Drag has a rich history that started well before RuPaul’s Drag Race exploded onto our TV screens. But where did it all begin?

PinkNews takes you through the ‘herstory’ of drag performance through the ages.

Starting in the 1800s, LGBTQ+ activist William Dorsey Swann is considered to be the first person to call themselves a “queen of drag”. Born in 1858 in Washington DC into slavery and freed after the Emancipation Act in 1862, Swann was known for throwing lavish drag balls with similarities to the modern ballroom scene.

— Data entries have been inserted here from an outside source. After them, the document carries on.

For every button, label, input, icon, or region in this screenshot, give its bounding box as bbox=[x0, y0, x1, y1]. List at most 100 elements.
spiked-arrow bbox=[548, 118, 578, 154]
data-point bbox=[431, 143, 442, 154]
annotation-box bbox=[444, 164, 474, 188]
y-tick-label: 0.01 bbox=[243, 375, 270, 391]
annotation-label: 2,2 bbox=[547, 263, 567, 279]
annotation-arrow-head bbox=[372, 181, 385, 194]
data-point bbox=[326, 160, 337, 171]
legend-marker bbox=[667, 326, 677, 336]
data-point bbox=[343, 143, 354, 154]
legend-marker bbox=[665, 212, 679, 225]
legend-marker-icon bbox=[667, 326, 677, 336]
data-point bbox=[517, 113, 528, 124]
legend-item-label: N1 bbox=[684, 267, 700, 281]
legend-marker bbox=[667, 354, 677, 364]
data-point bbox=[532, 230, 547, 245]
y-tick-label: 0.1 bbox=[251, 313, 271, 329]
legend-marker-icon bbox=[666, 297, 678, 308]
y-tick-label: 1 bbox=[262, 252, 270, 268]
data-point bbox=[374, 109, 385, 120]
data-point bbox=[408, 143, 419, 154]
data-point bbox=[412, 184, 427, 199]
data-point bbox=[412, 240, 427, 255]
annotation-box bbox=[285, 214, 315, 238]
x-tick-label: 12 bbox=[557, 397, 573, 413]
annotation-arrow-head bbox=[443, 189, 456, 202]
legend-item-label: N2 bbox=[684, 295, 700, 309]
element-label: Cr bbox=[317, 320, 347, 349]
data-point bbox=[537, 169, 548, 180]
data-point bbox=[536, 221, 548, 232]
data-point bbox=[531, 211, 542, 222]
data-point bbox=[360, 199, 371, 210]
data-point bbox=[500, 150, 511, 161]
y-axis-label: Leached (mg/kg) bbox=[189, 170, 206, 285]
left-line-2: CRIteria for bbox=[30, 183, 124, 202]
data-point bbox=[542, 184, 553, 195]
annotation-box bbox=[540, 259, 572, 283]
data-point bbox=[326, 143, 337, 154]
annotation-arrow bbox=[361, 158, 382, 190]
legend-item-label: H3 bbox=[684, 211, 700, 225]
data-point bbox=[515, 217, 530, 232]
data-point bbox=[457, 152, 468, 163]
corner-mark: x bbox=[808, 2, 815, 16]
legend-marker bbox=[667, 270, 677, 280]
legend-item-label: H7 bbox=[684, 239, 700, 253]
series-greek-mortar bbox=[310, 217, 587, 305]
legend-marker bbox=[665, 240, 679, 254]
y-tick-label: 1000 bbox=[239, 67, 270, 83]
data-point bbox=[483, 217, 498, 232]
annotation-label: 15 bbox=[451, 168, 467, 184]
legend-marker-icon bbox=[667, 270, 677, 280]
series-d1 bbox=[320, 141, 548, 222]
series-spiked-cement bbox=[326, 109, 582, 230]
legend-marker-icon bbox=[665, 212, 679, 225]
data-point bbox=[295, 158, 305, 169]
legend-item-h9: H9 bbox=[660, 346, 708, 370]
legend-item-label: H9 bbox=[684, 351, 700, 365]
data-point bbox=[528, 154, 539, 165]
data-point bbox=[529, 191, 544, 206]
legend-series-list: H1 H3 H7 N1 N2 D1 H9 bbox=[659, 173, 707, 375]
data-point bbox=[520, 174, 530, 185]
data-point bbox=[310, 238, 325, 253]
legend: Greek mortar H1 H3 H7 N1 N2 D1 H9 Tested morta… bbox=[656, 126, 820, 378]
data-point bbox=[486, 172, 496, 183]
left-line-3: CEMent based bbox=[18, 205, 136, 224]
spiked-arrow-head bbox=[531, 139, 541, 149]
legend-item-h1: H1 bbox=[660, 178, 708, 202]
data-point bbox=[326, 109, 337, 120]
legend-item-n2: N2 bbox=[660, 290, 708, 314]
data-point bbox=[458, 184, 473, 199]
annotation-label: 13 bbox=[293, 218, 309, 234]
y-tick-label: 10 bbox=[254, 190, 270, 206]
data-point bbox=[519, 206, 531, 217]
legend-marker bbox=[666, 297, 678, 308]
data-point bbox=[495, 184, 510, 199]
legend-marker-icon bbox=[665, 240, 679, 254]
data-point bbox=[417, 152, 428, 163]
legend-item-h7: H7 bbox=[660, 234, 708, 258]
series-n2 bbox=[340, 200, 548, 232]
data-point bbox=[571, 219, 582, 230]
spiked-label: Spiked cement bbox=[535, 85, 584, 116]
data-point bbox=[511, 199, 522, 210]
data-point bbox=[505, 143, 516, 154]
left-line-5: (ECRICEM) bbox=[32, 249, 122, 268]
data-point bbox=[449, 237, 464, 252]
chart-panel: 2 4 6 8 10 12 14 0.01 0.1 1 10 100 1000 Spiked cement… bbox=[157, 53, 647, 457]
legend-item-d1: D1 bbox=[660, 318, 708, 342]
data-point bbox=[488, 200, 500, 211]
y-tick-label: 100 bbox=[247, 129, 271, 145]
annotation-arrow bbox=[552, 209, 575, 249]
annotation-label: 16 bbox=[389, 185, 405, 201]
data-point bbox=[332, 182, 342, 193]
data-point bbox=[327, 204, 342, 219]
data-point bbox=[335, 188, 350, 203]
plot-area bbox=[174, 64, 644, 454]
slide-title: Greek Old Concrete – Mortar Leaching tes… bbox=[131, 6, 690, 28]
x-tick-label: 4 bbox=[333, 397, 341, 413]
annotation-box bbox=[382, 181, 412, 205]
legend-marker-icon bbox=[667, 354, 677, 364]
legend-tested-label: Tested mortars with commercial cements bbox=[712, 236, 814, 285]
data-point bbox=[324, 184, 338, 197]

When one of his parties was raided by police – male guests were described by police in 1887 as wearing “corsets, bustles, long hose and slippers” – Swann tried to stand up to them, with historical researcher and journalist Channing Gerard Joseph describing the moment as “one of the first known instances of violent resistance in the name of LGBTQ rights”.

Into the 1930s, drag began popping up in LGBTQ+ bars in secret during an era known as the “Pansy Craze”. At this time in the US, anti-cross-dressing laws were still in place, so queer bars were frequently targeted by police.

By the 1950s, drag became a more mainstream form of entertainment, with the Black Cat Café in San Francisco playing host to several of the era’s popular drag queens, including José Sarria, as headline acts.

LGBTQ+ civil rights protest in 1966. (Bob Parent/Getty Images)

The 1960s marked a turning point for queer liberation, with famous protests like the Stonewall riots in 1969 catapulting LGBTQ+ civil rights into the national conversation. Several drag performers such as Stormé DeLarverie took part in the protests and gained popularity as entertainers.

Drag came even further into the mainstream in the 1970s and ’80s, with John Waters’ cult classic Pink Flamingos released, and the New York ballroom scene becoming wildly popular among LGBTQ+ people of colour as an arena to express their identities.

The ballroom circuit is also seen as the birthplace of voguing.

In the 1990s, the iconic RuPaul began to gain prominence as a performer, going on to start the engines of RuPaul’s Drag Race for the first time in 2009, and platforming now-famous queens including Trixie Mattel, Courtney Act, Bianca del Rio, Bob the Drag Queen, Valentina, Shangela, and many more.

And there you have it, a whistle-stop tour through drag ‘herstory’, from Victorian-era balls to RuPaul!